My movement for today consisted of a functional strength workout. I was silly and spent 45 minutes doing ridiculous movements, including squats, sit-ups, lunges, pushups and yes – burpees. For anyone who knows me, I hate burpees. And yet, I do them anyway. In life, we don’t get to pick and choose everything – burpees are no exception. Besides, even if no one else knew that I skipped them, I would know; I’m the one who needs to be OK with myself when I look in the mirror.

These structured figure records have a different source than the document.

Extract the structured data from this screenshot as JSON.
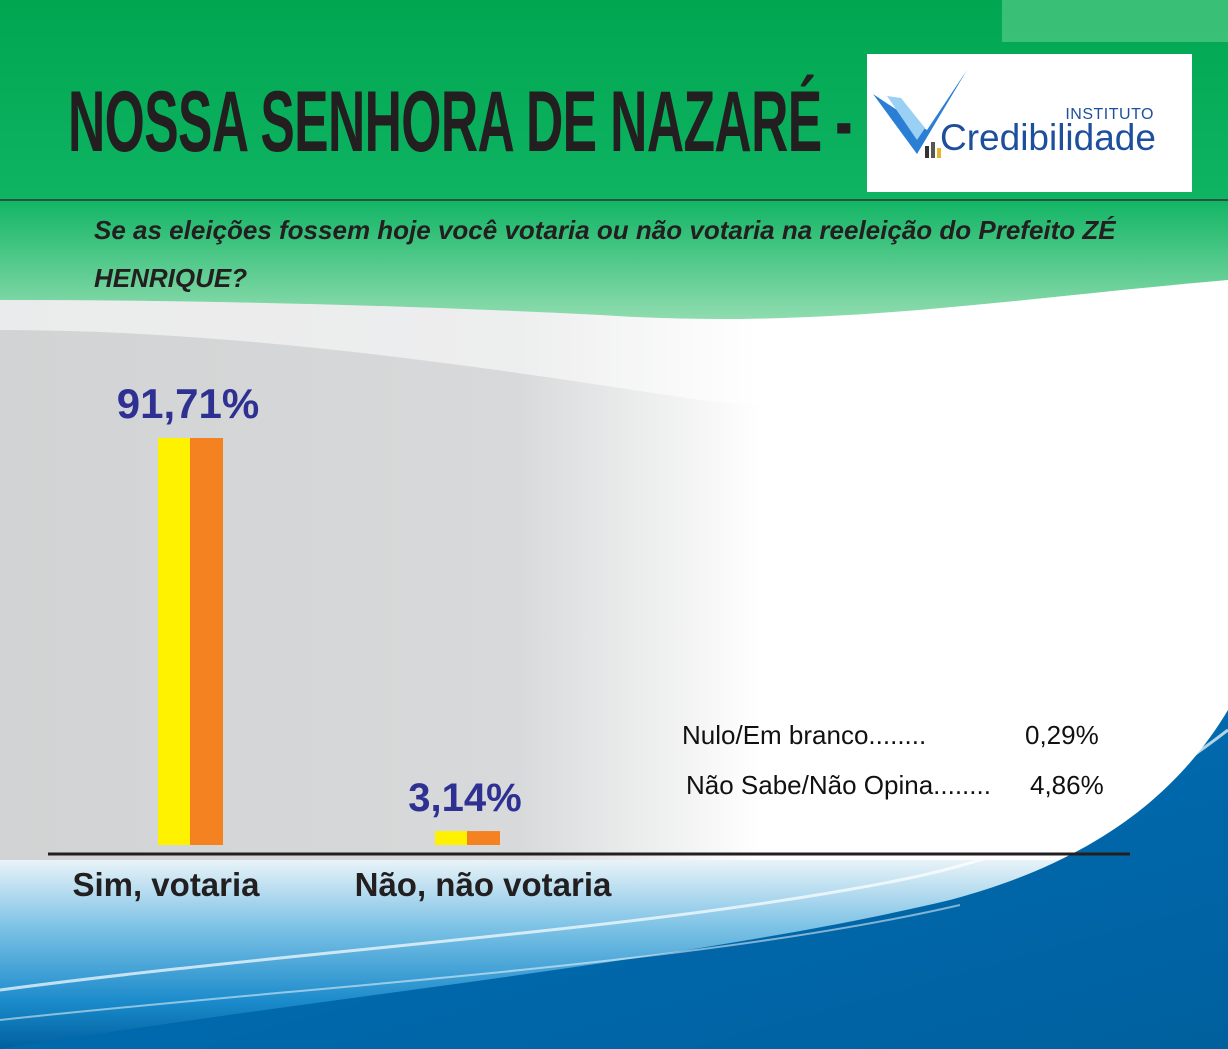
{
  "header": {
    "title": "NOSSA SENHORA DE NAZARÉ - PI",
    "logo_top": "INSTITUTO",
    "logo_main": "Credibilidade",
    "question": "Se as eleições fossem hoje você votaria ou não votaria na reeleição do Prefeito ZÉ HENRIQUE?"
  },
  "colors": {
    "bar_left": "#fff200",
    "bar_right": "#f58220",
    "value_label": "#2e3192",
    "green": "#00a650",
    "blue": "#0072bc"
  },
  "chart_data": {
    "type": "bar",
    "categories": [
      "Sim, votaria",
      "Não, não votaria"
    ],
    "values": [
      91.71,
      3.14
    ],
    "value_labels": [
      "91,71%",
      "3,14%"
    ],
    "ylim": [
      0,
      100
    ],
    "grid": false,
    "legend": "none"
  },
  "other_answers": [
    {
      "label": "Nulo/Em branco........",
      "value": "0,29%"
    },
    {
      "label": "Não Sabe/Não Opina........",
      "value": "4,86%"
    }
  ]
}
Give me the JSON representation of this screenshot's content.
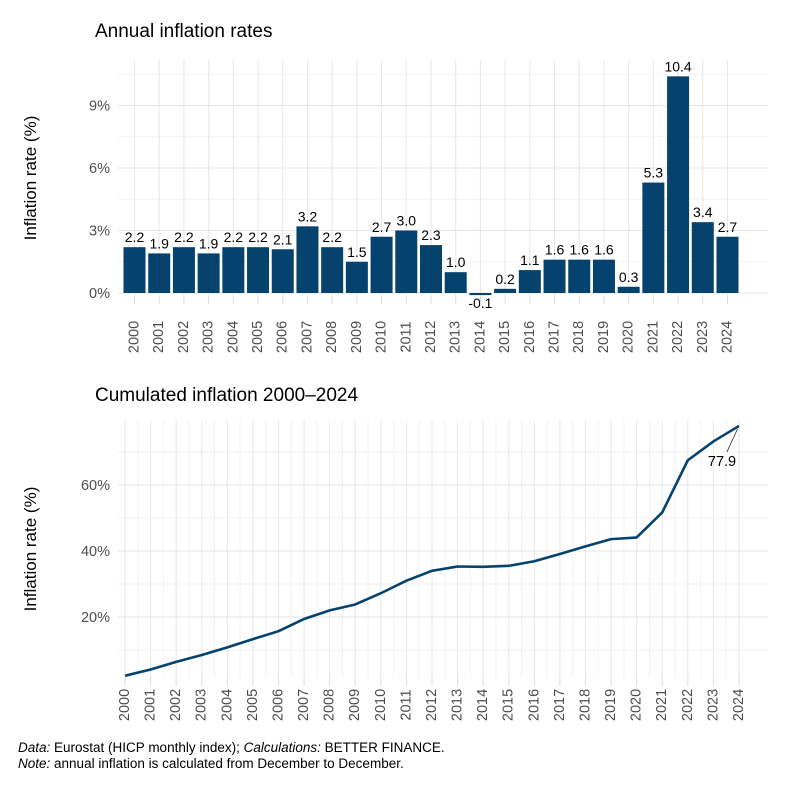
{
  "colors": {
    "series": "#05436e",
    "axis_text": "#4d4d4d",
    "label_text": "#000000",
    "grid_major": "#e6e6e6",
    "grid_minor": "#f2f2f2",
    "tick": "#dcdcdc",
    "leader": "#333333"
  },
  "charts": [
    {
      "id": "annual",
      "title": "Annual inflation rates",
      "y_axis_title": "Inflation rate (%)",
      "type": "bar",
      "categories": [
        "2000",
        "2001",
        "2002",
        "2003",
        "2004",
        "2005",
        "2006",
        "2007",
        "2008",
        "2009",
        "2010",
        "2011",
        "2012",
        "2013",
        "2014",
        "2015",
        "2016",
        "2017",
        "2018",
        "2019",
        "2020",
        "2021",
        "2022",
        "2023",
        "2024"
      ],
      "values": [
        2.2,
        1.9,
        2.2,
        1.9,
        2.2,
        2.2,
        2.1,
        3.2,
        2.2,
        1.5,
        2.7,
        3.0,
        2.3,
        1.0,
        -0.1,
        0.2,
        1.1,
        1.6,
        1.6,
        1.6,
        0.3,
        5.3,
        10.4,
        3.4,
        2.7
      ],
      "bar_labels": [
        "2.2",
        "1.9",
        "2.2",
        "1.9",
        "2.2",
        "2.2",
        "2.1",
        "3.2",
        "2.2",
        "1.5",
        "2.7",
        "3.0",
        "2.3",
        "1.0",
        "-0.1",
        "0.2",
        "1.1",
        "1.6",
        "1.6",
        "1.6",
        "0.3",
        "5.3",
        "10.4",
        "3.4",
        "2.7"
      ],
      "y_ticks": [
        {
          "label": "0%",
          "value": 0
        },
        {
          "label": "3%",
          "value": 3
        },
        {
          "label": "6%",
          "value": 6
        },
        {
          "label": "9%",
          "value": 9
        }
      ],
      "ylim": [
        -0.6,
        11.2
      ],
      "grid": true
    },
    {
      "id": "cumulated",
      "title": "Cumulated inflation 2000–2024",
      "y_axis_title": "Inflation rate (%)",
      "type": "line",
      "x": [
        "2000",
        "2001",
        "2002",
        "2003",
        "2004",
        "2005",
        "2006",
        "2007",
        "2008",
        "2009",
        "2010",
        "2011",
        "2012",
        "2013",
        "2014",
        "2015",
        "2016",
        "2017",
        "2018",
        "2019",
        "2020",
        "2021",
        "2022",
        "2023",
        "2024"
      ],
      "values": [
        2.2,
        4.1,
        6.4,
        8.5,
        10.8,
        13.3,
        15.7,
        19.4,
        22.0,
        23.8,
        27.2,
        31.0,
        34.0,
        35.3,
        35.2,
        35.5,
        36.9,
        39.1,
        41.4,
        43.6,
        44.1,
        51.7,
        67.5,
        73.2,
        77.9
      ],
      "y_ticks": [
        {
          "label": "20%",
          "value": 20
        },
        {
          "label": "40%",
          "value": 40
        },
        {
          "label": "60%",
          "value": 60
        }
      ],
      "minor_y_gridlines": [
        10,
        30,
        50,
        70
      ],
      "ylim": [
        2,
        80
      ],
      "grid": true,
      "annotation": {
        "label": "77.9",
        "at_x": "2024",
        "at_value": 77.9
      }
    }
  ],
  "footer": {
    "line1": [
      {
        "text": "Data:"
      },
      {
        "text": " Eurostat (HICP monthly index); "
      },
      {
        "text": "Calculations:"
      },
      {
        "text": " BETTER FINANCE."
      }
    ],
    "line2": [
      {
        "text": "Note:"
      },
      {
        "text": " annual inflation is calculated from December to December."
      }
    ]
  }
}
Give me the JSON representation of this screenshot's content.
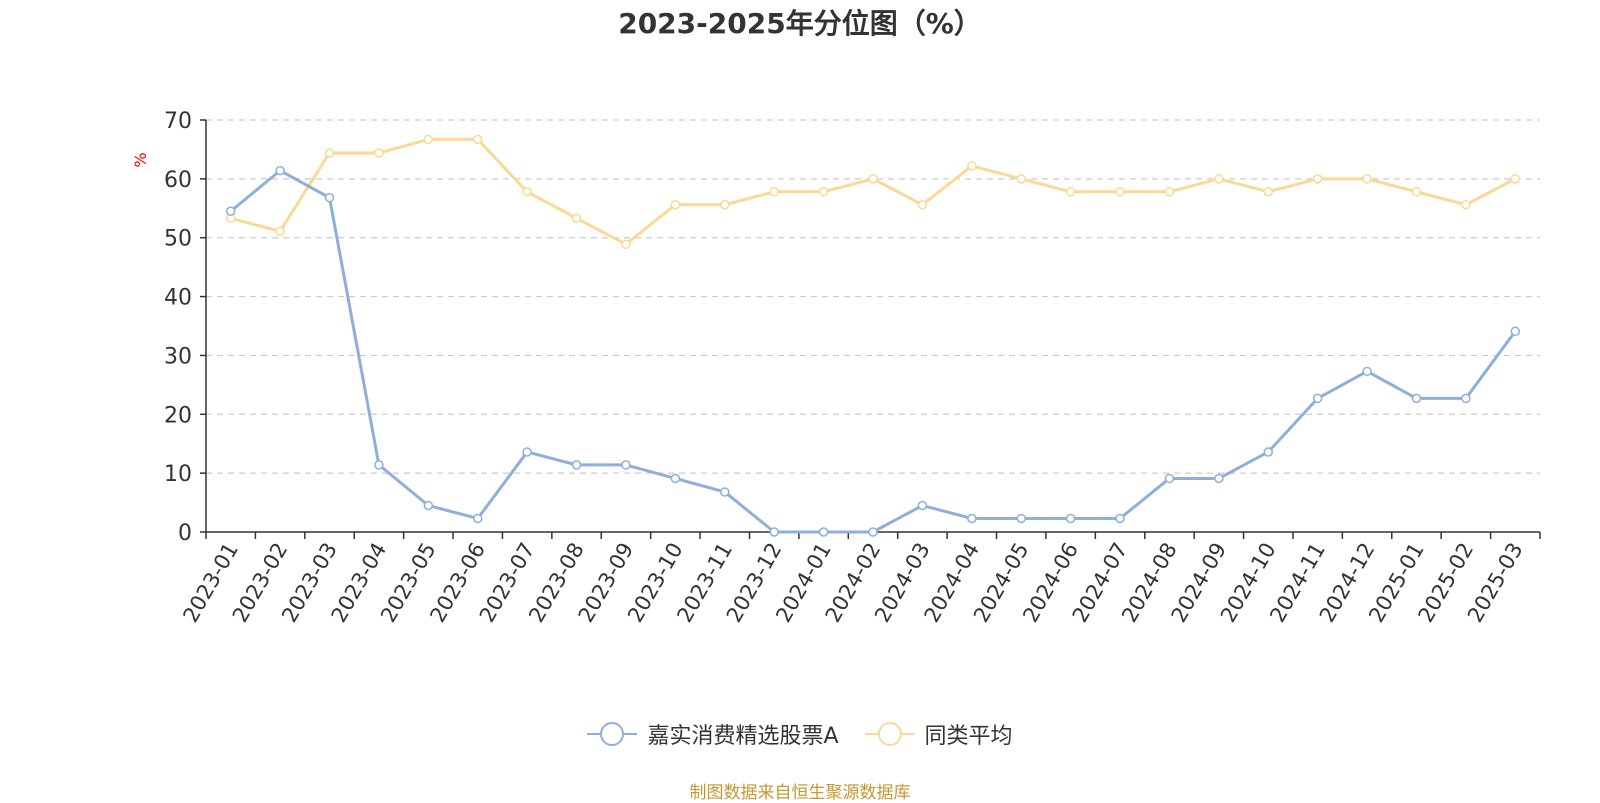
{
  "title": "2023-2025年分位图（%）",
  "y_unit": "%",
  "source": "制图数据来自恒生聚源数据库",
  "colors": {
    "series1": "#8eaedb",
    "series2": "#fbd994",
    "grid": "#cccccc",
    "axis": "#333333",
    "unit": "#ff0000"
  },
  "chart_data": {
    "type": "line",
    "title": "2023-2025年分位图（%）",
    "xlabel": "",
    "ylabel": "%",
    "ylim": [
      0,
      70
    ],
    "yticks": [
      0,
      10,
      20,
      30,
      40,
      50,
      60,
      70
    ],
    "grid": true,
    "legend_position": "bottom-center",
    "x": [
      "2023-01",
      "2023-02",
      "2023-03",
      "2023-04",
      "2023-05",
      "2023-06",
      "2023-07",
      "2023-08",
      "2023-09",
      "2023-10",
      "2023-11",
      "2023-12",
      "2024-01",
      "2024-02",
      "2024-03",
      "2024-04",
      "2024-05",
      "2024-06",
      "2024-07",
      "2024-08",
      "2024-09",
      "2024-10",
      "2024-11",
      "2024-12",
      "2025-01",
      "2025-02",
      "2025-03"
    ],
    "series": [
      {
        "name": "嘉实消费精选股票A",
        "values": [
          54.5,
          61.4,
          56.8,
          11.4,
          4.5,
          2.3,
          13.6,
          11.4,
          11.4,
          9.1,
          6.8,
          0,
          0,
          0,
          4.5,
          2.3,
          2.3,
          2.3,
          2.3,
          9.1,
          9.1,
          13.6,
          22.7,
          27.3,
          22.7,
          22.7,
          34.1
        ]
      },
      {
        "name": "同类平均",
        "values": [
          53.3,
          51.1,
          64.4,
          64.4,
          66.7,
          66.7,
          57.8,
          53.3,
          48.9,
          55.6,
          55.6,
          57.8,
          57.8,
          60.0,
          55.6,
          62.2,
          60.0,
          57.8,
          57.8,
          57.8,
          60.0,
          57.8,
          60.0,
          60.0,
          57.8,
          55.6,
          60.0
        ]
      }
    ]
  }
}
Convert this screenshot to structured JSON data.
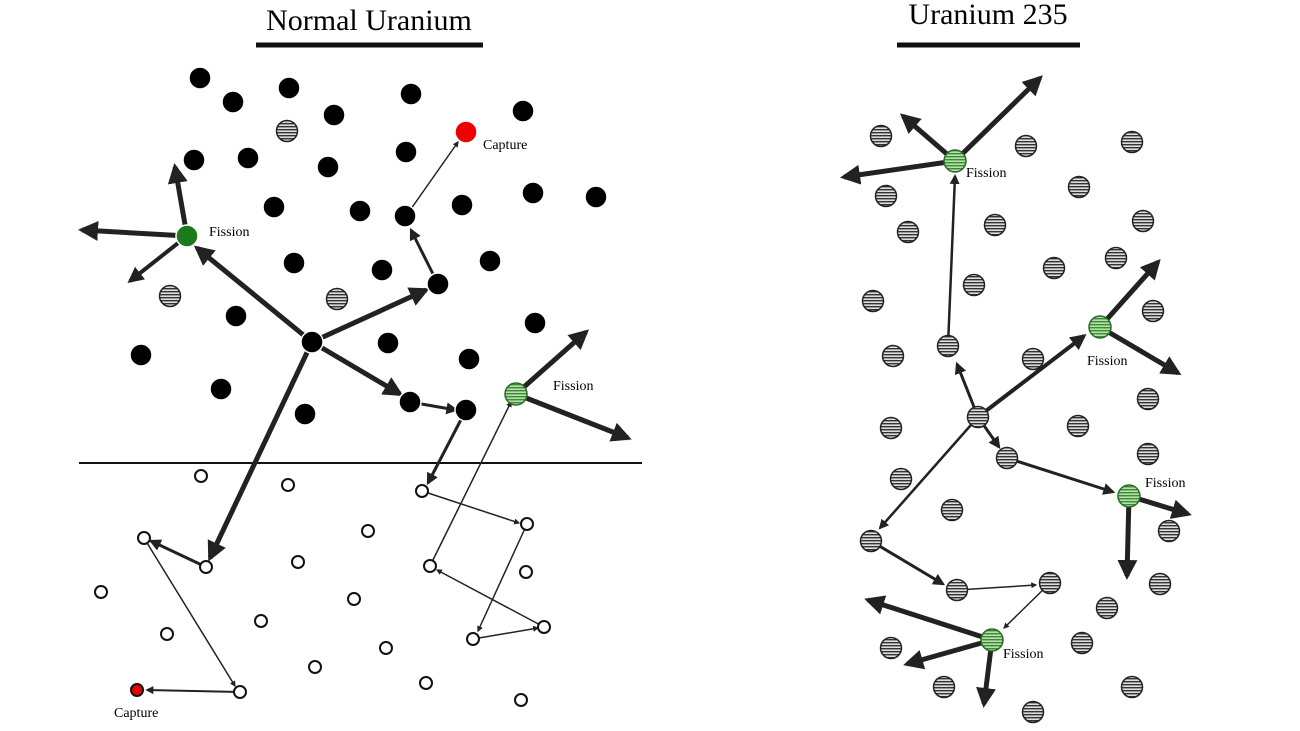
{
  "panels": [
    {
      "title": "Normal Uranium",
      "labels": [
        "Capture",
        "Fission",
        "Fission",
        "Capture"
      ]
    },
    {
      "title": "Uranium 235",
      "labels": [
        "Fission",
        "Fission",
        "Fission",
        "Fission"
      ]
    }
  ]
}
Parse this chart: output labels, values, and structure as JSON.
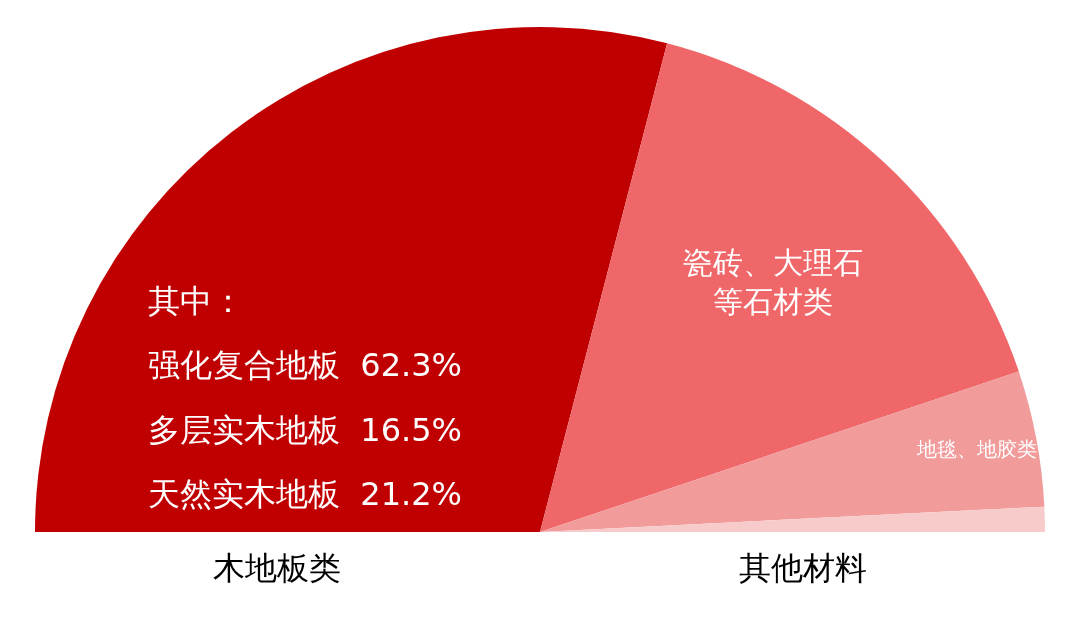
{
  "chart_data": {
    "type": "pie",
    "categories": [
      null,
      "瓷砖、大理石等石材类",
      "地毯、地胶类",
      null
    ],
    "values": [
      58.1,
      31.6,
      8.7,
      1.6
    ],
    "colors": [
      "#c00000",
      "#ef6769",
      "#f29b9b",
      "#f8cbcb"
    ],
    "annotations": [
      "其中：",
      "强化复合地板  62.3%",
      "多层实木地板  16.5%",
      "天然实木地板  21.2%",
      "木地板类",
      "其他材料"
    ]
  }
}
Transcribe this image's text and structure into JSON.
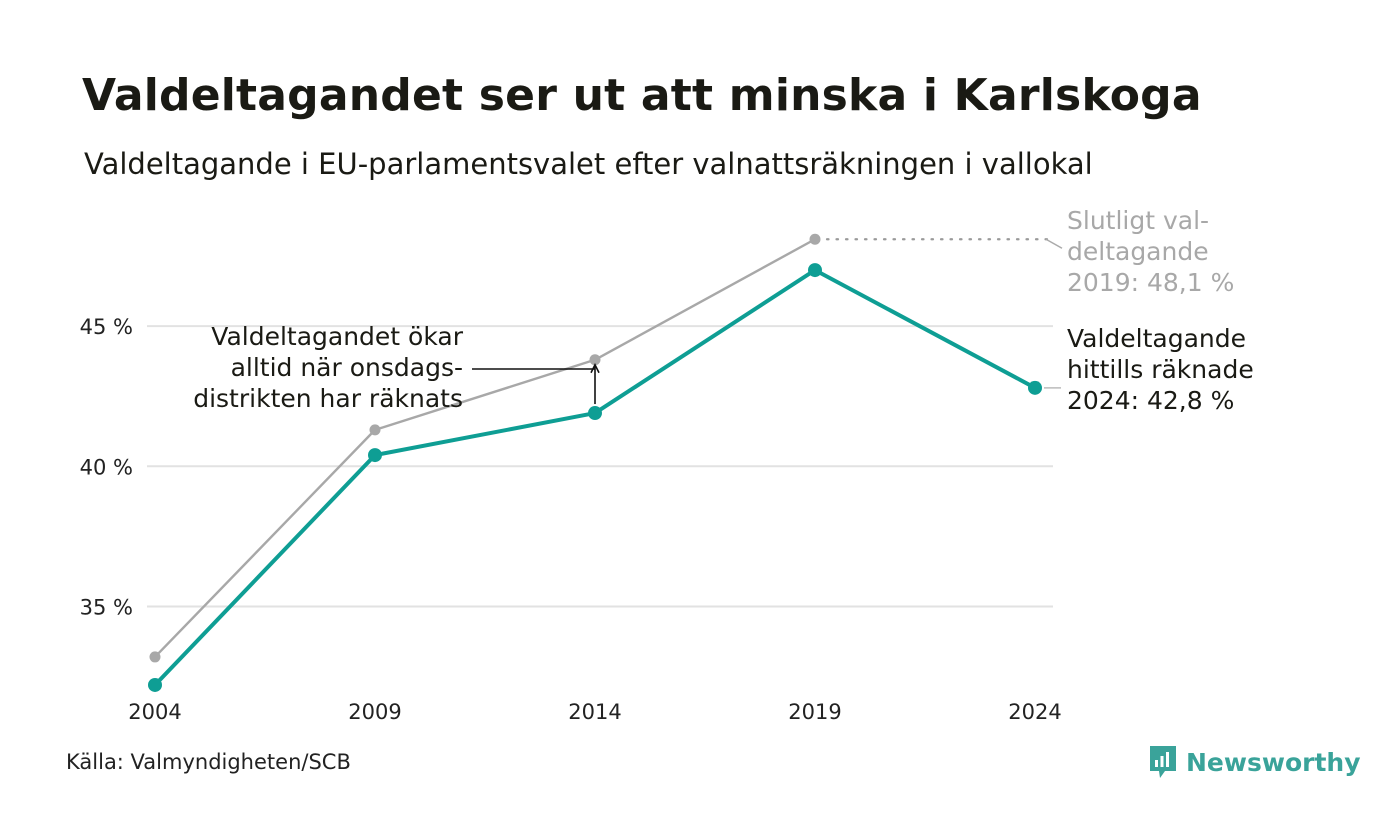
{
  "title": "Valdeltagandet ser ut att minska i Karlskoga",
  "subtitle": "Valdeltagande i EU-parlamentsvalet efter valnattsräkningen i vallokal",
  "source": "Källa: Valmyndigheten/SCB",
  "brand": {
    "name": "Newsworthy",
    "icon": "newsworthy-logo-icon"
  },
  "colors": {
    "accent": "#0e9e94",
    "final": "#a8a8a8",
    "grid": "#e2e2e2",
    "text": "#1a1a14"
  },
  "chart_data": {
    "type": "line",
    "x": [
      2004,
      2009,
      2014,
      2019,
      2024
    ],
    "x_tick_labels": [
      "2004",
      "2009",
      "2014",
      "2019",
      "2024"
    ],
    "y_ticks": [
      35,
      40,
      45
    ],
    "y_tick_labels": [
      "35 %",
      "40 %",
      "45 %"
    ],
    "ylim": [
      31.2,
      49.5
    ],
    "grid": true,
    "series": [
      {
        "key": "final",
        "values": [
          33.2,
          41.3,
          43.8,
          48.1,
          null
        ],
        "color": "#a8a8a8"
      },
      {
        "key": "counted",
        "values": [
          32.2,
          40.4,
          41.9,
          47.0,
          42.8
        ],
        "color": "#0e9e94"
      }
    ],
    "annotations": {
      "final_2019": [
        "Slutligt val-",
        "deltagande",
        "2019: 48,1 %"
      ],
      "counted_2024": [
        "Valdeltagande",
        "hittills räknade",
        "2024: 42,8 %"
      ],
      "wednesday_note": [
        "Valdeltagandet ökar",
        "alltid när onsdags-",
        "distrikten har räknats"
      ]
    }
  }
}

And the thing about this workout – its one that I’ve done before with my gym, and I hated it but loved it because it was hard and I pushed myself, a twisted combination of strength and speed.

Today I worked hard, but I also took time to drink water, catch my breath, and even place a pillow under my bum (for the sit-ups). It wasn’t about speed, quickness or maxing my heart rate; instead, I wanted to just put in the work, the effort, and gain strength. One day my quickness will return, but that’s not something I care about at this moment. I’ll know when my body is ready….and I don’t think it will just suddenly dawn on me, like a switch being flipped that YES, it’s time to start ramping up intensity or going for speed. I suppose it’ll be more of a gradual process, where I challenge myself to do the work, honor my body’s needs, all while nudging that bar – at whatever level it’s at – nudging it forward. In my post-transplant life, I don’t want to be afraid of pushing or challenging myself – I think it will be just a large-scale balancing act.

And that’s cool. I can do that.

My late dinner consisted of pasta, butter and cheese. I know, I know….absolutely zero people are surprised at my food choice. Mom even made it for me, so I could chat with Andy, which was very thoughtful and kind. My legs, slightly shakey from the lunges, agreed.

Tomorrow – weather cooperating – we are planning a drive up to Gettysburg. Neither Mom, nor I have ever been and we have both enjoyed being witness to the history that occurred in this area 150 years ago. For now, that’s all. Except there’s still a slice of carrot cake in the fridge with my name on it, and as long as my lunged-out legs can get me there – it’s mine.


  1. Yes! The one hundred day mark after transplant is approaching fast; all that’s needed is a final check up and the OK. Marit and I made a bucket list of things to do before we leave, so we can get the most out of our stay here. Another adventure awaits us tomorrow!